Unlike plastic cards, virtual cards can also be single-use: one payment, one card. This virtually eliminates the chance of payment fraud occurring from buyers sharing card details with suppliers. Each card that is created maintains the same direct link back to the firm’s central bank account for easy and transparent accounting.

Virtual cards also bring advantages to suppliers throughout the supply chain. They benefit from the same process efficiencies and, perhaps most importantly, they can improve their cash flow as well via instant settlement. Virtual cards from issuers like Barclays and Bank of America enable buyers to pay merchants upfront via a line of credit, meaning the supplier gets paid promptly and the buyer’s cashflow remains protected. Everyone wins.

Fear of the unknown

Or do they? As we’ve addressed, if something is unfamiliar, it can be scary. Supply chain businesses are understandably wary of the inevitable costs (in the short-term at least) of new systems and the associated implementation and training required to support it.

The key to overcoming this fear is to find a model that minimises disruption. Modern digital payment infrastructures are hosted in the cloud, which means you can effectively outsource the pain of setup, platform management and tech updates to the supplier. Given the critical role of digital payment systems, it also pays to work with a partner that enables you to speak to an experienced support expert whenever you may need it, resolving any processing issues promptly and putting merchants at ease before it risks harming supplier relationships.

Technology can also help build and maintain stronger relationships. Traditional payment methods, such as commercial credit card transactions, require suppliers to manually initiate the payment, ‘pulling’ money from the buyer. If the right people are not immediately available to progress the transaction, this all too often causes unnecessary delays to projects. Increasingly, firms are now turning to ‘push’ payments (straight-through processing) to simplify the process by paying for goods automatically.

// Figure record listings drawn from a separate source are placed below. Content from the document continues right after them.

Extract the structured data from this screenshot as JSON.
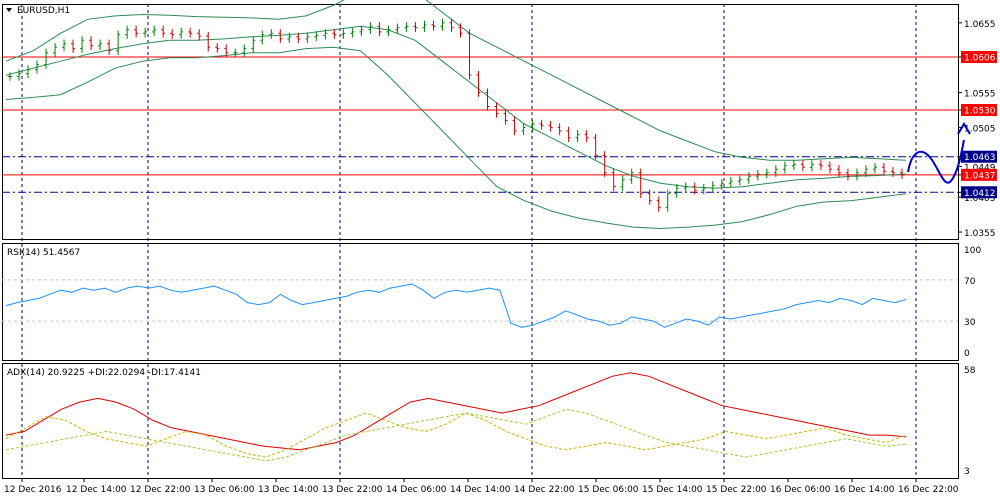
{
  "chart_data": [
    {
      "type": "candlestick",
      "symbol_label": "EURUSD,H1",
      "price_ticks": [
        "1.0655",
        "1.0606",
        "1.0555",
        "1.0530",
        "1.0505",
        "1.0463",
        "1.0449",
        "1.0437",
        "1.0412",
        "1.0405",
        "1.0355"
      ],
      "ylim": [
        1.0345,
        1.0682
      ],
      "x_ticks": [
        "12 Dec 2016",
        "12 Dec 14:00",
        "12 Dec 22:00",
        "13 Dec 06:00",
        "13 Dec 14:00",
        "13 Dec 22:00",
        "14 Dec 06:00",
        "14 Dec 14:00",
        "14 Dec 22:00",
        "15 Dec 06:00",
        "15 Dec 14:00",
        "15 Dec 22:00",
        "16 Dec 06:00",
        "16 Dec 14:00",
        "16 Dec 22:00"
      ],
      "horizontal_levels": [
        {
          "value": "1.0606",
          "color": "#ff0000",
          "style": "solid",
          "tag_bg": "#ff0000"
        },
        {
          "value": "1.0530",
          "color": "#ff0000",
          "style": "solid",
          "tag_bg": "#ff0000"
        },
        {
          "value": "1.0463",
          "color": "#00008b",
          "style": "dashdot",
          "tag_bg": "#00008b"
        },
        {
          "value": "1.0437",
          "color": "#ff0000",
          "style": "solid",
          "tag_bg": "#ff0000"
        },
        {
          "value": "1.0412",
          "color": "#00008b",
          "style": "dashdot",
          "tag_bg": "#00008b"
        }
      ],
      "close_series": [
        1.0578,
        1.0582,
        1.0588,
        1.0595,
        1.0612,
        1.062,
        1.0625,
        1.0618,
        1.063,
        1.0622,
        1.0625,
        1.0615,
        1.0638,
        1.0645,
        1.064,
        1.0642,
        1.0645,
        1.064,
        1.0638,
        1.0642,
        1.064,
        1.0636,
        1.062,
        1.0618,
        1.0612,
        1.0612,
        1.0618,
        1.063,
        1.0638,
        1.064,
        1.0632,
        1.0635,
        1.0632,
        1.0635,
        1.0637,
        1.064,
        1.0638,
        1.064,
        1.0642,
        1.0645,
        1.065,
        1.0642,
        1.0645,
        1.0648,
        1.065,
        1.0648,
        1.0652,
        1.065,
        1.0655,
        1.0648,
        1.064,
        1.058,
        1.0555,
        1.0535,
        1.0525,
        1.0515,
        1.05,
        1.0505,
        1.051,
        1.0508,
        1.0505,
        1.05,
        1.049,
        1.0495,
        1.049,
        1.0465,
        1.044,
        1.042,
        1.043,
        1.044,
        1.041,
        1.04,
        1.039,
        1.041,
        1.0418,
        1.042,
        1.0415,
        1.0418,
        1.0422,
        1.0425,
        1.0428,
        1.043,
        1.0435,
        1.0438,
        1.044,
        1.0445,
        1.045,
        1.0452,
        1.0448,
        1.0452,
        1.045,
        1.0445,
        1.044,
        1.0435,
        1.044,
        1.0445,
        1.0448,
        1.0442,
        1.044,
        1.0437
      ],
      "bollinger": {
        "upper": [
          1.06,
          1.0615,
          1.064,
          1.066,
          1.0665,
          1.0667,
          1.0666,
          1.0664,
          1.0663,
          1.0662,
          1.066,
          1.0665,
          1.068,
          1.07,
          1.071,
          1.07,
          1.067,
          1.064,
          1.062,
          1.06,
          1.058,
          1.056,
          1.054,
          1.052,
          1.05,
          1.0485,
          1.047,
          1.0462,
          1.0458,
          1.0458,
          1.046,
          1.0462,
          1.046,
          1.0458
        ],
        "middle": [
          1.058,
          1.059,
          1.06,
          1.061,
          1.0618,
          1.0625,
          1.063,
          1.063,
          1.0632,
          1.0635,
          1.0637,
          1.064,
          1.0645,
          1.065,
          1.0645,
          1.063,
          1.06,
          1.057,
          1.054,
          1.051,
          1.049,
          1.047,
          1.045,
          1.0435,
          1.0425,
          1.042,
          1.0418,
          1.042,
          1.0425,
          1.043,
          1.0432,
          1.0435,
          1.0436,
          1.0438
        ],
        "lower": [
          1.0545,
          1.0548,
          1.0552,
          1.057,
          1.059,
          1.06,
          1.0605,
          1.0605,
          1.0608,
          1.0612,
          1.0612,
          1.0618,
          1.062,
          1.0615,
          1.058,
          1.054,
          1.05,
          1.046,
          1.042,
          1.04,
          1.0385,
          1.0375,
          1.0368,
          1.0362,
          1.036,
          1.0362,
          1.0365,
          1.037,
          1.038,
          1.0392,
          1.0398,
          1.04,
          1.0405,
          1.041
        ]
      },
      "projection_color": "#0000cc"
    },
    {
      "type": "line",
      "label": "RSI(14) 51.4567",
      "y_ticks": [
        "100",
        "70",
        "30",
        "0"
      ],
      "ylim": [
        0,
        100
      ],
      "levels": [
        70,
        30
      ],
      "series": [
        {
          "color": "#1e90ff",
          "values": [
            45,
            48,
            50,
            52,
            56,
            60,
            58,
            62,
            60,
            62,
            58,
            62,
            64,
            62,
            64,
            60,
            58,
            60,
            62,
            64,
            60,
            56,
            48,
            46,
            48,
            56,
            50,
            46,
            48,
            50,
            52,
            54,
            58,
            60,
            58,
            62,
            64,
            66,
            60,
            52,
            58,
            60,
            58,
            60,
            62,
            60,
            28,
            24,
            26,
            30,
            34,
            40,
            36,
            32,
            30,
            26,
            28,
            34,
            32,
            30,
            24,
            28,
            32,
            30,
            26,
            34,
            32,
            34,
            36,
            38,
            40,
            42,
            46,
            48,
            50,
            48,
            52,
            50,
            46,
            52,
            50,
            48,
            51
          ]
        }
      ]
    },
    {
      "type": "line",
      "label": "ADX(14) 20.9225 +DI:22.0294 -DI:17.4141",
      "y_ticks": [
        "58",
        "3"
      ],
      "ylim": [
        3,
        58
      ],
      "series": [
        {
          "color": "#dd0000",
          "style": "solid",
          "values": [
            22,
            24,
            30,
            36,
            40,
            42,
            40,
            36,
            30,
            26,
            24,
            22,
            20,
            18,
            16,
            15,
            14,
            16,
            18,
            22,
            28,
            34,
            40,
            42,
            40,
            38,
            36,
            34,
            36,
            38,
            42,
            46,
            50,
            54,
            56,
            54,
            50,
            46,
            42,
            38,
            36,
            34,
            32,
            30,
            28,
            26,
            24,
            22,
            22,
            21
          ]
        },
        {
          "color": "#c8b400",
          "style": "dashed",
          "values": [
            20,
            26,
            32,
            30,
            24,
            20,
            18,
            16,
            20,
            24,
            22,
            16,
            12,
            10,
            14,
            20,
            26,
            30,
            34,
            30,
            26,
            24,
            28,
            34,
            30,
            24,
            20,
            16,
            14,
            16,
            18,
            16,
            14,
            16,
            18,
            20,
            24,
            22,
            20,
            22,
            24,
            26,
            22,
            20,
            18,
            22
          ]
        },
        {
          "color": "#9acd32",
          "style": "dashed",
          "values": [
            14,
            16,
            18,
            20,
            22,
            24,
            22,
            20,
            18,
            16,
            14,
            12,
            10,
            8,
            10,
            14,
            18,
            22,
            24,
            26,
            28,
            30,
            32,
            34,
            32,
            30,
            28,
            32,
            36,
            34,
            30,
            26,
            22,
            18,
            16,
            14,
            12,
            10,
            12,
            14,
            16,
            18,
            20,
            18,
            16,
            17
          ]
        }
      ]
    }
  ]
}
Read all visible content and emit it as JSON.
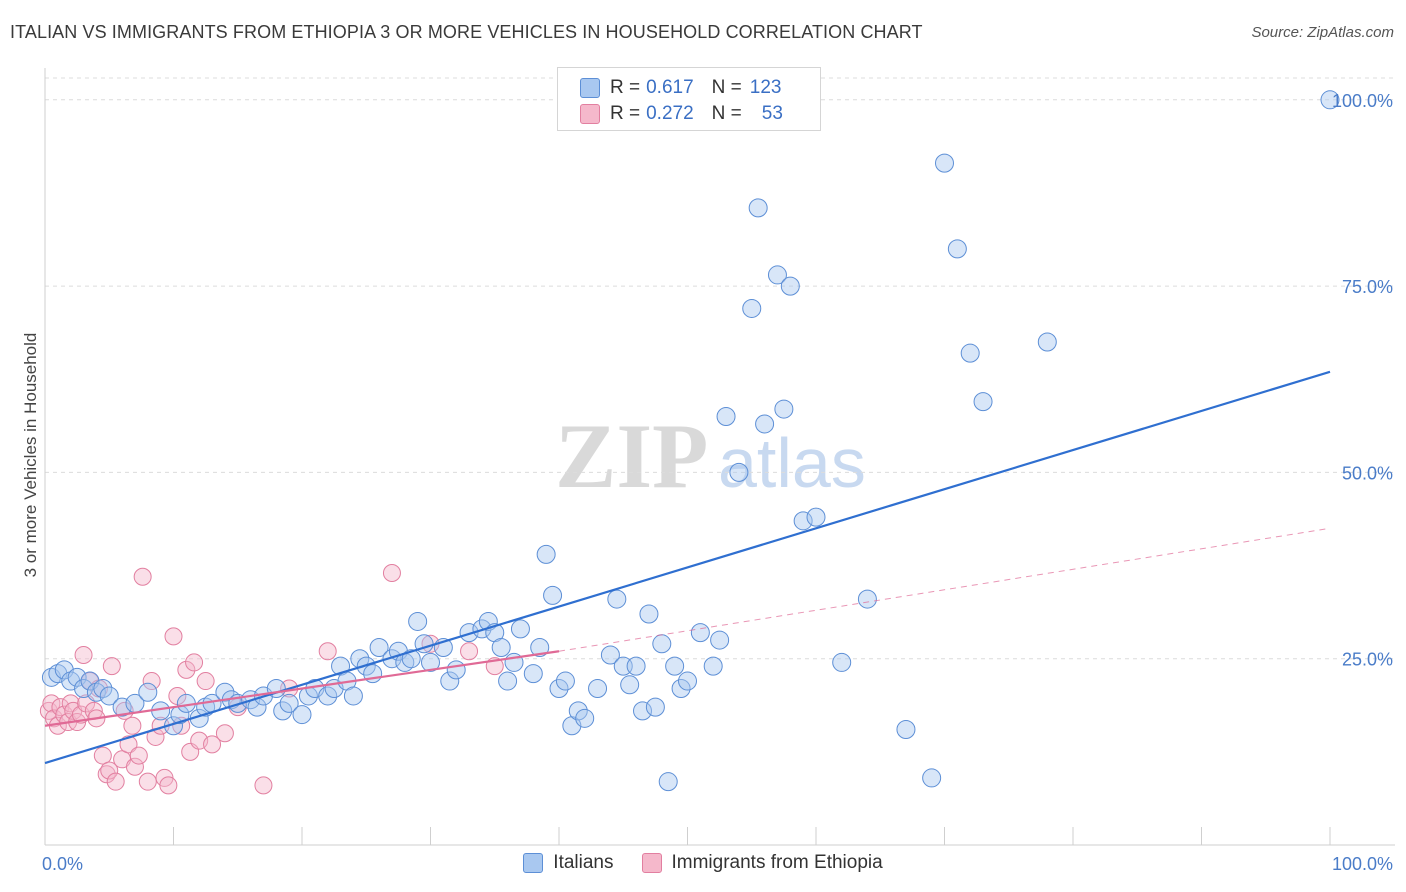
{
  "header": {
    "title": "ITALIAN VS IMMIGRANTS FROM ETHIOPIA 3 OR MORE VEHICLES IN HOUSEHOLD CORRELATION CHART",
    "source": "Source: ZipAtlas.com"
  },
  "watermark": {
    "zip": "ZIP",
    "atlas": "atlas"
  },
  "legend": {
    "rows": [
      {
        "r_label": "R =",
        "r_value": "0.617",
        "n_label": "N =",
        "n_value": "123"
      },
      {
        "r_label": "R =",
        "r_value": "0.272",
        "n_label": "N =",
        "n_value": "53"
      }
    ]
  },
  "bottom_legend": {
    "italians": "Italians",
    "ethiopia": "Immigrants from Ethiopia"
  },
  "colors": {
    "blue_fill": "#a9c8f0",
    "blue_stroke": "#5d8fd6",
    "blue_line": "#2f6fd0",
    "pink_fill": "#f5b8cb",
    "pink_stroke": "#e27fa0",
    "pink_line": "#e06a96",
    "grid": "#dcdcdc",
    "tick_text": "#4a7cc8"
  },
  "chart_data": {
    "type": "scatter",
    "title": "ITALIAN VS IMMIGRANTS FROM ETHIOPIA 3 OR MORE VEHICLES IN HOUSEHOLD CORRELATION CHART",
    "xlabel": "",
    "ylabel": "3 or more Vehicles in Household",
    "xlim": [
      0,
      100
    ],
    "ylim": [
      0,
      104
    ],
    "x_tick_labels": [
      "0.0%",
      "100.0%"
    ],
    "y_tick_values": [
      25,
      50,
      75,
      100
    ],
    "y_tick_labels": [
      "25.0%",
      "50.0%",
      "75.0%",
      "100.0%"
    ],
    "grid": "horizontal dashed",
    "legend": "bottom-center",
    "series": [
      {
        "name": "Italians",
        "color": "#a9c8f0",
        "r": 0.617,
        "n": 123,
        "trend": {
          "x": [
            0,
            100
          ],
          "y": [
            11,
            63.5
          ]
        },
        "points": [
          [
            0.5,
            22.5
          ],
          [
            1,
            23
          ],
          [
            1.5,
            23.5
          ],
          [
            2,
            22
          ],
          [
            2.5,
            22.5
          ],
          [
            3,
            21
          ],
          [
            3.5,
            22
          ],
          [
            4,
            20.5
          ],
          [
            4.5,
            21
          ],
          [
            5,
            20
          ],
          [
            6,
            18.5
          ],
          [
            7,
            19
          ],
          [
            8,
            20.5
          ],
          [
            9,
            18
          ],
          [
            10,
            16
          ],
          [
            10.5,
            17.5
          ],
          [
            11,
            19
          ],
          [
            12,
            17
          ],
          [
            12.5,
            18.5
          ],
          [
            13,
            19
          ],
          [
            14,
            20.5
          ],
          [
            14.5,
            19.5
          ],
          [
            15,
            19
          ],
          [
            16,
            19.5
          ],
          [
            16.5,
            18.5
          ],
          [
            17,
            20
          ],
          [
            18,
            21
          ],
          [
            18.5,
            18
          ],
          [
            19,
            19
          ],
          [
            20,
            17.5
          ],
          [
            20.5,
            20
          ],
          [
            21,
            21
          ],
          [
            22,
            20
          ],
          [
            22.5,
            21
          ],
          [
            23,
            24
          ],
          [
            23.5,
            22
          ],
          [
            24,
            20
          ],
          [
            24.5,
            25
          ],
          [
            25,
            24
          ],
          [
            25.5,
            23
          ],
          [
            26,
            26.5
          ],
          [
            27,
            25
          ],
          [
            27.5,
            26
          ],
          [
            28,
            24.5
          ],
          [
            28.5,
            25
          ],
          [
            29,
            30
          ],
          [
            29.5,
            27
          ],
          [
            30,
            24.5
          ],
          [
            31,
            26.5
          ],
          [
            31.5,
            22
          ],
          [
            32,
            23.5
          ],
          [
            33,
            28.5
          ],
          [
            34,
            29
          ],
          [
            34.5,
            30
          ],
          [
            35,
            28.5
          ],
          [
            35.5,
            26.5
          ],
          [
            36,
            22
          ],
          [
            36.5,
            24.5
          ],
          [
            37,
            29
          ],
          [
            38,
            23
          ],
          [
            38.5,
            26.5
          ],
          [
            39,
            39
          ],
          [
            39.5,
            33.5
          ],
          [
            40,
            21
          ],
          [
            40.5,
            22
          ],
          [
            41,
            16
          ],
          [
            41.5,
            18
          ],
          [
            42,
            17
          ],
          [
            43,
            21
          ],
          [
            44,
            25.5
          ],
          [
            44.5,
            33
          ],
          [
            45,
            24
          ],
          [
            45.5,
            21.5
          ],
          [
            46,
            24
          ],
          [
            46.5,
            18
          ],
          [
            47,
            31
          ],
          [
            47.5,
            18.5
          ],
          [
            48,
            27
          ],
          [
            48.5,
            8.5
          ],
          [
            49,
            24
          ],
          [
            49.5,
            21
          ],
          [
            50,
            22
          ],
          [
            51,
            28.5
          ],
          [
            52,
            24
          ],
          [
            52.5,
            27.5
          ],
          [
            53,
            57.5
          ],
          [
            54,
            50
          ],
          [
            55,
            72
          ],
          [
            55.5,
            85.5
          ],
          [
            56,
            56.5
          ],
          [
            57,
            76.5
          ],
          [
            57.5,
            58.5
          ],
          [
            58,
            75
          ],
          [
            59,
            43.5
          ],
          [
            60,
            44
          ],
          [
            62,
            24.5
          ],
          [
            64,
            33
          ],
          [
            67,
            15.5
          ],
          [
            69,
            9
          ],
          [
            70,
            91.5
          ],
          [
            71,
            80
          ],
          [
            72,
            66
          ],
          [
            73,
            59.5
          ],
          [
            78,
            67.5
          ],
          [
            100,
            100
          ]
        ]
      },
      {
        "name": "Immigrants from Ethiopia",
        "color": "#f5b8cb",
        "r": 0.272,
        "n": 53,
        "trend": {
          "x": [
            0,
            40
          ],
          "y": [
            16,
            26
          ]
        },
        "trend_extended": {
          "x": [
            40,
            100
          ],
          "y": [
            26,
            42.5
          ]
        },
        "points": [
          [
            0.3,
            18
          ],
          [
            0.5,
            19
          ],
          [
            0.7,
            17
          ],
          [
            1,
            16
          ],
          [
            1.2,
            18.5
          ],
          [
            1.5,
            17.5
          ],
          [
            1.8,
            16.5
          ],
          [
            2,
            19
          ],
          [
            2.2,
            18
          ],
          [
            2.5,
            16.5
          ],
          [
            2.8,
            17.5
          ],
          [
            3,
            25.5
          ],
          [
            3.2,
            19
          ],
          [
            3.5,
            22
          ],
          [
            3.8,
            18
          ],
          [
            4,
            17
          ],
          [
            4.2,
            21
          ],
          [
            4.5,
            12
          ],
          [
            4.8,
            9.5
          ],
          [
            5,
            10
          ],
          [
            5.2,
            24
          ],
          [
            5.5,
            8.5
          ],
          [
            6,
            11.5
          ],
          [
            6.2,
            18
          ],
          [
            6.5,
            13.5
          ],
          [
            6.8,
            16
          ],
          [
            7,
            10.5
          ],
          [
            7.3,
            12
          ],
          [
            7.6,
            36
          ],
          [
            8,
            8.5
          ],
          [
            8.3,
            22
          ],
          [
            8.6,
            14.5
          ],
          [
            9,
            16
          ],
          [
            9.3,
            9
          ],
          [
            9.6,
            8
          ],
          [
            10,
            28
          ],
          [
            10.3,
            20
          ],
          [
            10.6,
            16
          ],
          [
            11,
            23.5
          ],
          [
            11.3,
            12.5
          ],
          [
            11.6,
            24.5
          ],
          [
            12,
            14
          ],
          [
            12.5,
            22
          ],
          [
            13,
            13.5
          ],
          [
            14,
            15
          ],
          [
            15,
            18.5
          ],
          [
            17,
            8
          ],
          [
            19,
            21
          ],
          [
            22,
            26
          ],
          [
            27,
            36.5
          ],
          [
            30,
            27
          ],
          [
            33,
            26
          ],
          [
            35,
            24
          ]
        ]
      }
    ]
  }
}
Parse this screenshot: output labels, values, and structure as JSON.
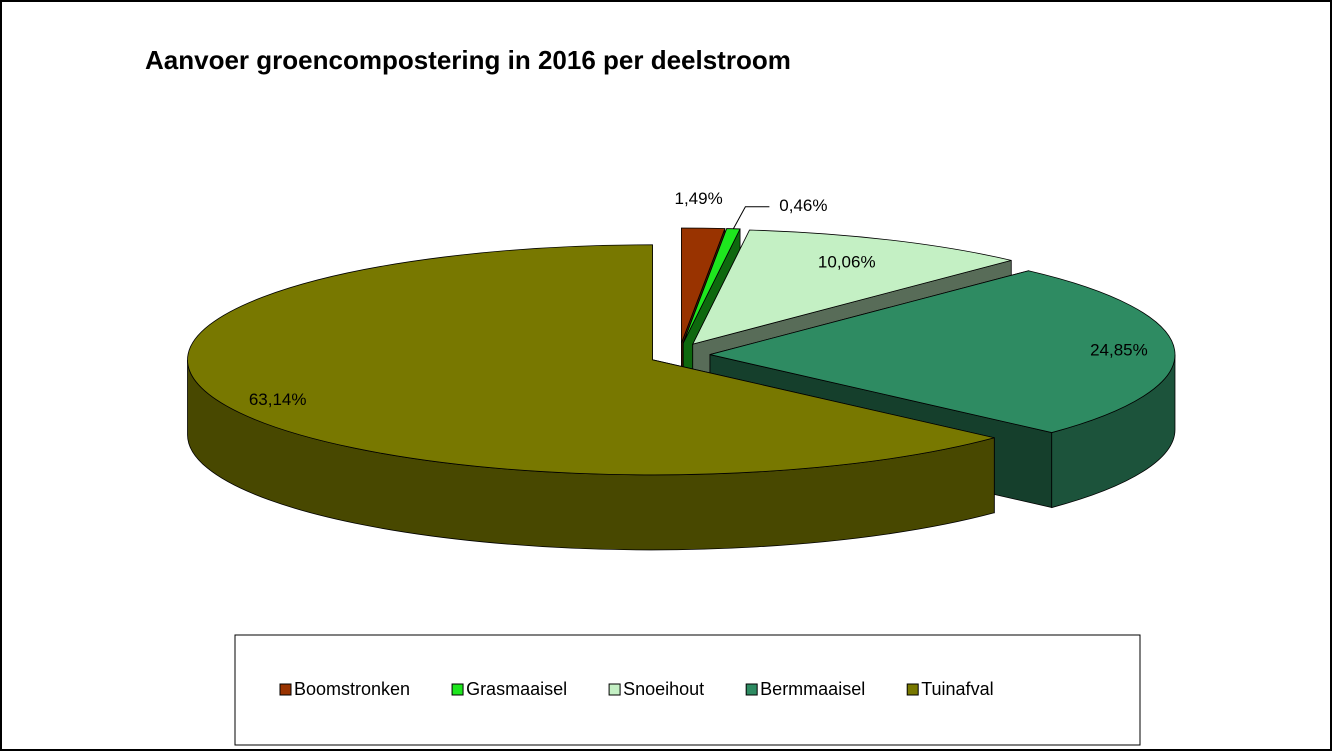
{
  "chart_data": {
    "type": "pie3d",
    "title": "Aanvoer groencompostering in 2016 per deelstroom",
    "categories": [
      "Boomstronken",
      "Grasmaaisel",
      "Snoeihout",
      "Bermmaaisel",
      "Tuinafval"
    ],
    "values": [
      1.49,
      0.46,
      10.06,
      24.85,
      63.14
    ],
    "value_labels": [
      "1,49%",
      "0,46%",
      "10,06%",
      "24,85%",
      "63,14%"
    ],
    "colors": [
      "#993300",
      "#1ee61e",
      "#c4f0c4",
      "#2e8b62",
      "#787800"
    ],
    "legend": "bottom"
  }
}
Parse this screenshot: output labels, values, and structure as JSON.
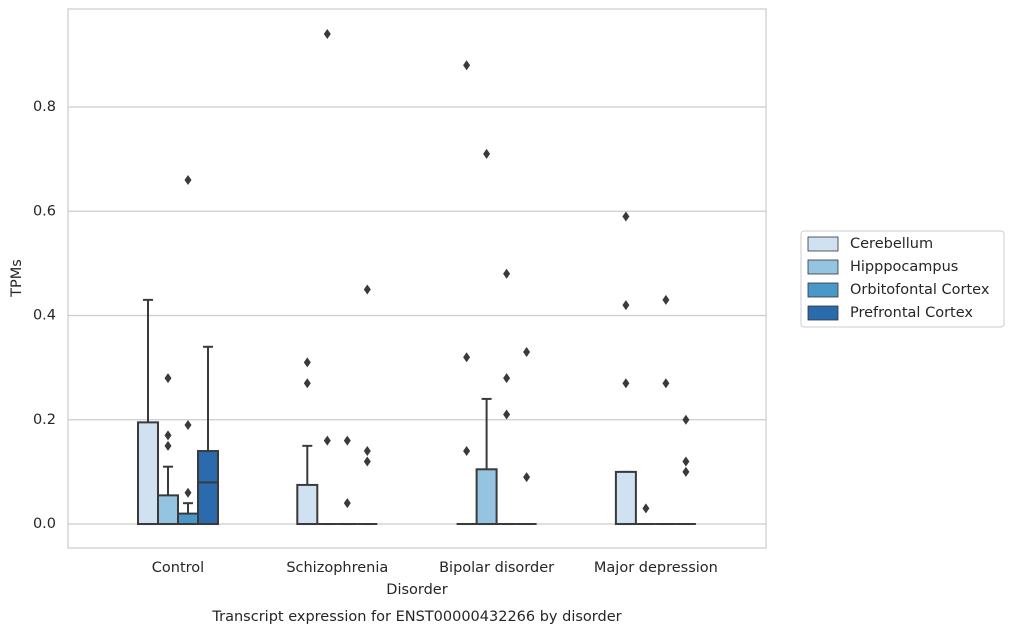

As well as offering buyers increased control over their cash flow – enabling improved financial decision making – straight-through processing streamlines transactions by bypassing Accounts Payable (AP) altogether. This empowers companies to reallocate internal resources, reducing operational costs and eliminating the risk of human error. Advanced straight through processing solutions can also be integrated into existing card acceptance schemes, so there’s no big upheaval of the firm’s existing payment systems.

Faster, integrated payments

Ultimately, digital payment integration technologies don’t just enable process efficiencies, they also cut costs and ensure compliance with frameworks like the Prompt Payments Code. Perhaps more importantly, they create opportunity.

Digital disruption is inevitable, but the longer companies wait to change their systems, the more daunting it is going to seem. Companies are embracing digital to deliver numerous service improvements to clients and it’s important that the supply chain is not forgotten.

New levels of digital payment automation mean companies are no longer locked into working with small numbers of suppliers or doomed to encounter unnecessary supply chain delays.

All parties can benefit from digital payments, which brings buyers and suppliers closer together. And, perhaps most importantly, no-one need ever write another invoice again.